Katharina Copony´s Moghen paris – and all come along is the filmic translation of this structure, a carnival procession in a Sardinian mountain village, a spectacle most unique by virtue of its unruliness. In this respect, no narrative meaning is provided, but instead filmic sense is made: Moghen paris – and all come along is the ecstasy resulting from the meeting of carnival with cinema.

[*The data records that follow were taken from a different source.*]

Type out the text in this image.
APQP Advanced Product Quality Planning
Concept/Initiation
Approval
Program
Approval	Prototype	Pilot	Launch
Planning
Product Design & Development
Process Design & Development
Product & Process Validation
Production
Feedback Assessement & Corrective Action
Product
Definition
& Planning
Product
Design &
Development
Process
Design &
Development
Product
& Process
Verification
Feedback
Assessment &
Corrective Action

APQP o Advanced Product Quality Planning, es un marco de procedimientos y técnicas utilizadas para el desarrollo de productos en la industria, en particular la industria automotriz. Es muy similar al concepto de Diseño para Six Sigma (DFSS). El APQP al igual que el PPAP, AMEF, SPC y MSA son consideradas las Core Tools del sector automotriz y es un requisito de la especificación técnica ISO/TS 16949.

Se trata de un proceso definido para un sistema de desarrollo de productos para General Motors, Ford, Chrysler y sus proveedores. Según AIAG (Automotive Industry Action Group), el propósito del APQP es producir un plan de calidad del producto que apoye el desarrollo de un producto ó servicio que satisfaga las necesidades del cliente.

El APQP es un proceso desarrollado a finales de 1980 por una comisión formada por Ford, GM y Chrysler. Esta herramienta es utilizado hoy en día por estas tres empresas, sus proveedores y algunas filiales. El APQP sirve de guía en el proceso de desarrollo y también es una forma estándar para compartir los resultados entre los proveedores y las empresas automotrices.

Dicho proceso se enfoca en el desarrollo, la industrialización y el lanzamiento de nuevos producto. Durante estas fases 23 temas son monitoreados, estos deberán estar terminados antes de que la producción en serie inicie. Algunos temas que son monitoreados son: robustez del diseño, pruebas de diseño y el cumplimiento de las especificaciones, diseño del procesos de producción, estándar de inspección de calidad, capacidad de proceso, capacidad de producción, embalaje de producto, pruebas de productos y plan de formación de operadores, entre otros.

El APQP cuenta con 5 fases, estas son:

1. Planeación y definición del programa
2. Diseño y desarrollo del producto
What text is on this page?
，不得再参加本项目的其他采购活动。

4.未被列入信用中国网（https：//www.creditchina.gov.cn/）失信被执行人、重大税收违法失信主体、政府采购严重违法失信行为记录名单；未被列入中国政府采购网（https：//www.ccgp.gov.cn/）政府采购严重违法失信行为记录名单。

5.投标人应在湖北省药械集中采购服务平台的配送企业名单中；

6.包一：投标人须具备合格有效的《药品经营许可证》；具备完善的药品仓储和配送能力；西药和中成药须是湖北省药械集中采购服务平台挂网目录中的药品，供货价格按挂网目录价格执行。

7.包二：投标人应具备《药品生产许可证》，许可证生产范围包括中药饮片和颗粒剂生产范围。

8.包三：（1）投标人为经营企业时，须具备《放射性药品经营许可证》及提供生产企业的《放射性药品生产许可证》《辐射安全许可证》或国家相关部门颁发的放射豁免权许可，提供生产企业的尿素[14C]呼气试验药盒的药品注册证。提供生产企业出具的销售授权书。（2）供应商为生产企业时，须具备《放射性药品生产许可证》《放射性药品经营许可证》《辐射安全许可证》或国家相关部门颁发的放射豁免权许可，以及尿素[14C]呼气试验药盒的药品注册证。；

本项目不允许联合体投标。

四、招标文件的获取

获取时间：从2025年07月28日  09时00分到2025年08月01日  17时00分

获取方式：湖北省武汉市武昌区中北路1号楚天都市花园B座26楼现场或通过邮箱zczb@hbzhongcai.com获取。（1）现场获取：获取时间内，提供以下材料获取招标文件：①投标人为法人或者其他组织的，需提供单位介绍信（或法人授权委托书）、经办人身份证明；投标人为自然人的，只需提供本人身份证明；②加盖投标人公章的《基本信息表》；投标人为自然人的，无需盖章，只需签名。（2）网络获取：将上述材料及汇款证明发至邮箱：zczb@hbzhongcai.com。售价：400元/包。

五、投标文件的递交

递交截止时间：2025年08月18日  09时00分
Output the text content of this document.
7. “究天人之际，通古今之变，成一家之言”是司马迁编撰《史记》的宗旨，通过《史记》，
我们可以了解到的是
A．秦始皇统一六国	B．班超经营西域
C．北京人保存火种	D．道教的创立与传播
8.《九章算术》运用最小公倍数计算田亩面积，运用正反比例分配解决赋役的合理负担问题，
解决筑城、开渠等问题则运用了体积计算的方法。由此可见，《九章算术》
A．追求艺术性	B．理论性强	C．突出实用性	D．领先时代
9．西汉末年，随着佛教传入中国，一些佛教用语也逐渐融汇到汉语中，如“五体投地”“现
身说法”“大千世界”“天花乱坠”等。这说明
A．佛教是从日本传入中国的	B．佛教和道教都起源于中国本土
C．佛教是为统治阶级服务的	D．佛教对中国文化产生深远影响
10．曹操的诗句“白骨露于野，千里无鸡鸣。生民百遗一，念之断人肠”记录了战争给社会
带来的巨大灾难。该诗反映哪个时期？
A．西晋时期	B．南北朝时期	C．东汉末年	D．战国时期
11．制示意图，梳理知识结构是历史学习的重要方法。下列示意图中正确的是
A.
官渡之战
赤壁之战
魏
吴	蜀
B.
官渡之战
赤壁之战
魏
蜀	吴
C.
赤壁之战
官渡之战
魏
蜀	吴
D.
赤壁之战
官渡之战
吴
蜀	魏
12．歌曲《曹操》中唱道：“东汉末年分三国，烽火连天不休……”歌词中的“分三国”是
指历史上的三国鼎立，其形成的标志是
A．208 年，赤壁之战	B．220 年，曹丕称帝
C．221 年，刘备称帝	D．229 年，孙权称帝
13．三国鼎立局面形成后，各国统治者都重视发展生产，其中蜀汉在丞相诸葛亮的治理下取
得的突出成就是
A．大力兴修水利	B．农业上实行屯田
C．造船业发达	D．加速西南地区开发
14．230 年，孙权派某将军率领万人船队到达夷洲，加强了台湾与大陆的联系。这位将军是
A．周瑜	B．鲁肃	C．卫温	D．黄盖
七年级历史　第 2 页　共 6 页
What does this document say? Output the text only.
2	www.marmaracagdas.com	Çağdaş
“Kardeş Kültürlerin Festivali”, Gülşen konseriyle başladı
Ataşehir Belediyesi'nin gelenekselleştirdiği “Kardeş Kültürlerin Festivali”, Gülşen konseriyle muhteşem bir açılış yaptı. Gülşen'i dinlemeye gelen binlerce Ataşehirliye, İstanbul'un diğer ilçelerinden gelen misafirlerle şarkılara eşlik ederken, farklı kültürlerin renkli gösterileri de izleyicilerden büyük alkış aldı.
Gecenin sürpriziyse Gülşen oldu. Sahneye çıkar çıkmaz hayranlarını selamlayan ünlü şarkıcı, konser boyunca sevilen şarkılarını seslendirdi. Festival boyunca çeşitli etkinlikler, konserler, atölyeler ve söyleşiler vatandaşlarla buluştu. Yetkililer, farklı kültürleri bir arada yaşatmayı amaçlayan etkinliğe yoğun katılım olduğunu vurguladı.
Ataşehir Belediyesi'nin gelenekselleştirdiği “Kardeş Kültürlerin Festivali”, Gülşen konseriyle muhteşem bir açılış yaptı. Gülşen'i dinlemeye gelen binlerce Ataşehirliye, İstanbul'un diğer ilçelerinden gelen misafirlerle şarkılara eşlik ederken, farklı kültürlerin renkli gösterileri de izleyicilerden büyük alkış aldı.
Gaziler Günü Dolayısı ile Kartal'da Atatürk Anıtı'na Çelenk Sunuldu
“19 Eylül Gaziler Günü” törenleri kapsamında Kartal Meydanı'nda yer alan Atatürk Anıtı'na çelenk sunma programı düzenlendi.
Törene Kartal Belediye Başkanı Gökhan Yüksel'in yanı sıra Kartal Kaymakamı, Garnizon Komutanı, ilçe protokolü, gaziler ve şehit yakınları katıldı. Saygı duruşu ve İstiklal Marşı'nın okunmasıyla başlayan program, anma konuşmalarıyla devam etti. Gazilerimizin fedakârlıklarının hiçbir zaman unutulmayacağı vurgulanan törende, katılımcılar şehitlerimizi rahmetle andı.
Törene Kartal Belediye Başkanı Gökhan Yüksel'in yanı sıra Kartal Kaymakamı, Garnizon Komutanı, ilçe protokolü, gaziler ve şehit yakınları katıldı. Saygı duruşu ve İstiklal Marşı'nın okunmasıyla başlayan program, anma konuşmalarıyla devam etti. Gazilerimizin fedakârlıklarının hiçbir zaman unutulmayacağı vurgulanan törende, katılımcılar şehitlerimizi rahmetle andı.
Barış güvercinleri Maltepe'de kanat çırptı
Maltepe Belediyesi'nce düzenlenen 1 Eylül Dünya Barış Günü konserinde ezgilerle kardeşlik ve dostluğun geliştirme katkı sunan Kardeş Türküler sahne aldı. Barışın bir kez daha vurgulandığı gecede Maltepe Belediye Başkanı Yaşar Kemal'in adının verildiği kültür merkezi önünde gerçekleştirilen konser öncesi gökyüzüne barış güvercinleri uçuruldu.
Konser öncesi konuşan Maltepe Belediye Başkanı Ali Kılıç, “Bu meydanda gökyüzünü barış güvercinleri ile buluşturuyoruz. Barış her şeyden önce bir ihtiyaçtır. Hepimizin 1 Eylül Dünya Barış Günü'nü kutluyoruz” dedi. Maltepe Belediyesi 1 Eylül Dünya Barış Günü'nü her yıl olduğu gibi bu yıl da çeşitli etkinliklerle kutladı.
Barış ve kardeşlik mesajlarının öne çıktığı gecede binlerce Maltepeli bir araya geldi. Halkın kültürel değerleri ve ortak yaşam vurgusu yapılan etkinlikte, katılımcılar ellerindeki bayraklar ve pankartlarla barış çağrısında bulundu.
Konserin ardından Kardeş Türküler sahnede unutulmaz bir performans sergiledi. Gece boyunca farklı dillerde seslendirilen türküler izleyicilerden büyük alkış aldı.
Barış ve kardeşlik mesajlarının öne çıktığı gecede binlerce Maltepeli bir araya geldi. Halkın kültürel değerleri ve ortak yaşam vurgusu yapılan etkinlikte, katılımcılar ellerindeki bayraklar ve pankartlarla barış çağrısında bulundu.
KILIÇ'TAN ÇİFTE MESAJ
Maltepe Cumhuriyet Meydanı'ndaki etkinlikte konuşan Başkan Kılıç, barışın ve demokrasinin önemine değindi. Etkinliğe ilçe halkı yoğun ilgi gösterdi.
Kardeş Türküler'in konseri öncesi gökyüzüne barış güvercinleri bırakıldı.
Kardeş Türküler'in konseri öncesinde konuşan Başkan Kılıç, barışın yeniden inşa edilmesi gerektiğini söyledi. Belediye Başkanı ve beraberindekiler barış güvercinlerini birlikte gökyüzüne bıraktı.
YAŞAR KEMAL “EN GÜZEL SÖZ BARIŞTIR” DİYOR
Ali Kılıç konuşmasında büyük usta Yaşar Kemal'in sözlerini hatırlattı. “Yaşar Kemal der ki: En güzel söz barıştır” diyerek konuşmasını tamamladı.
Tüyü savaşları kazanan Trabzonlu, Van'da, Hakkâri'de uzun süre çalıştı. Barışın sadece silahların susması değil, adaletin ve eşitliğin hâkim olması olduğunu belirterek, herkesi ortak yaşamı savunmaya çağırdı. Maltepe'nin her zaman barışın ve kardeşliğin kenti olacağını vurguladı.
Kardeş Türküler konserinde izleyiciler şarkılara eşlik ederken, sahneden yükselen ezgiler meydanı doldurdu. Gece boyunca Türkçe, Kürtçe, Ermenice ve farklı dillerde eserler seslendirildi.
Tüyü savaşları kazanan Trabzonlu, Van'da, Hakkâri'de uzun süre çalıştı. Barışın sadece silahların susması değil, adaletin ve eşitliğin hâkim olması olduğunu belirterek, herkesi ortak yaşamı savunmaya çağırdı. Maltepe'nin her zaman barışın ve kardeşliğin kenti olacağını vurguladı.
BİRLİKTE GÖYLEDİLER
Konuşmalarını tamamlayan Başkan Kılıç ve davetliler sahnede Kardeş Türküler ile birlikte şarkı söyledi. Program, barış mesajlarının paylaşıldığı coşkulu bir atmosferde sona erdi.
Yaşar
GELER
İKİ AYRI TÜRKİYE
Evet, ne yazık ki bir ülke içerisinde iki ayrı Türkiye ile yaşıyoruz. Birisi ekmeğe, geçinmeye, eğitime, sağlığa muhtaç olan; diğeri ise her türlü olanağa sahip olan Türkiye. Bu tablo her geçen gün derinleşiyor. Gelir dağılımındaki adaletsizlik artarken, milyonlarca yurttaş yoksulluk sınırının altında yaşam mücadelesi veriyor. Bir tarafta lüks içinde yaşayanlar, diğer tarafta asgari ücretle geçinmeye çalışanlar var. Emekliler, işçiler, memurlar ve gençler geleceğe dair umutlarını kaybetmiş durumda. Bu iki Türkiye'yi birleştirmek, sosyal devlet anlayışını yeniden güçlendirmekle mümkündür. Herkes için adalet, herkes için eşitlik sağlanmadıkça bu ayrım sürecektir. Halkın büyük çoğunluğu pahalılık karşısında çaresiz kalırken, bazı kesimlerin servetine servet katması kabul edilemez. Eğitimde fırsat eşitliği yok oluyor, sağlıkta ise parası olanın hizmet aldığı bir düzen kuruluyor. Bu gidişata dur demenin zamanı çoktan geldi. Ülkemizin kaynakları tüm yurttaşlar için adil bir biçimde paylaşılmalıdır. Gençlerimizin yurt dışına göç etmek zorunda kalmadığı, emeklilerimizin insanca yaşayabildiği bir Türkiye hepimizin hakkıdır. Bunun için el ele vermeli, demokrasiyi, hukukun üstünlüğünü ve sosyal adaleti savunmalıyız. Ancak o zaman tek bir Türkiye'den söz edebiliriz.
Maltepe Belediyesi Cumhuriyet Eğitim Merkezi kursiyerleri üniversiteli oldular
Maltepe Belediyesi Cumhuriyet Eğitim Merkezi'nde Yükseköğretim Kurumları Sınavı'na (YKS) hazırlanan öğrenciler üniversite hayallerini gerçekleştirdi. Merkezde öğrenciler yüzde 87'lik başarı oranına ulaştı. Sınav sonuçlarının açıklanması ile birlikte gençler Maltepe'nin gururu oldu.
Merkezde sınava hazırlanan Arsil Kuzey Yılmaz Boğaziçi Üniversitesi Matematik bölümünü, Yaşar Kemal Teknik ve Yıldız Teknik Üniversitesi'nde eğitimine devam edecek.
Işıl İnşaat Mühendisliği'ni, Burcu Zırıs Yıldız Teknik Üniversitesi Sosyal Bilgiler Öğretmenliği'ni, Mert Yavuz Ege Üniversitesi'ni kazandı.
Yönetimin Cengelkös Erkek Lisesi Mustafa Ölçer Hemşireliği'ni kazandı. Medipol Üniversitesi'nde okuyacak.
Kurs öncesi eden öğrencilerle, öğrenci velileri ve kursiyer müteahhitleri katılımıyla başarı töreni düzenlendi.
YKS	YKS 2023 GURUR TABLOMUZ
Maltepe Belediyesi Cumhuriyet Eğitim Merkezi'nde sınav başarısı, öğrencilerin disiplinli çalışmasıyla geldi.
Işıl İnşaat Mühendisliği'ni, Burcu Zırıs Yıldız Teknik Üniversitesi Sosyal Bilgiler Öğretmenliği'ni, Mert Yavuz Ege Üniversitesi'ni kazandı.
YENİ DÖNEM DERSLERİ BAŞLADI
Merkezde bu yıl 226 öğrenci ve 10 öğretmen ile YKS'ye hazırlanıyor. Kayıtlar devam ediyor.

At the same time the text by Andreas L. Hofbauer somehow whirrs through the film and is ungraspable. "Blacken, take off armor, raise visors, dress in new winged body jewelry." Everything evades control, also the words. Black-faced visages, bell tones, roaring motors, everything is in a state of permanent transformation. Only the ancient cork trees in the forest seem to be still. But even here one can sense thousands and thousands of tiny insects – an anarchic ensemble in miniature.
Translation: Eve Heller
MOGHEN PARIS - director's statement
While doing research for a short film during the last few years, I attended a number of carnival rituals in Sardinia. Most impressive for me were the Ash Wednesday celebrations in Ovodda. Located on the fringe of public awareness, this is not a tourist event or spectacle but a local festival in which each and everyone takes part. This grants all the participants – who are even regarded as including animals and everyday objects – a universal experience and an openness to multifaceted readings. It goes without saying that an egalitarian freedom like this is also redolent with politics and collectivism. While the faces of people and animals alike are blackened with a mixture of ashes and oil, the objects are subjected to new, syncretic uses. A temporary interregnum of exaltation and transition holds sway, in which givens transmute and familiar things may reveal themselves as unknown and unexpected.
My main concern was to translate this experience into a cinematic form that would instantly grab the viewer, awaken memories, move them. Sound and image are also supposed to pass through them, as it were, leaving their traces – both bewildering and consoling.
The aim was thus not about casting an ethnographic, documentary eye on this procession, but to develop a choreography spanning the contrasting rhythms and moods in the material.
The text written by Andreas L. Hofbauer allows a further dimension to be experienced. It speaks from differing perspectives, is polyphonic as it buzzes gently through the film. The whisperings are in two tongues, both spoken and in asynchronously staggered subtitles that fade in and out and stand by themselves.
Moghen Paris – and all come along sets out with cinematic means into the autonomous world of this Ash Wednesday ritual, which unites the most ancient of things with those of our futures and utopias.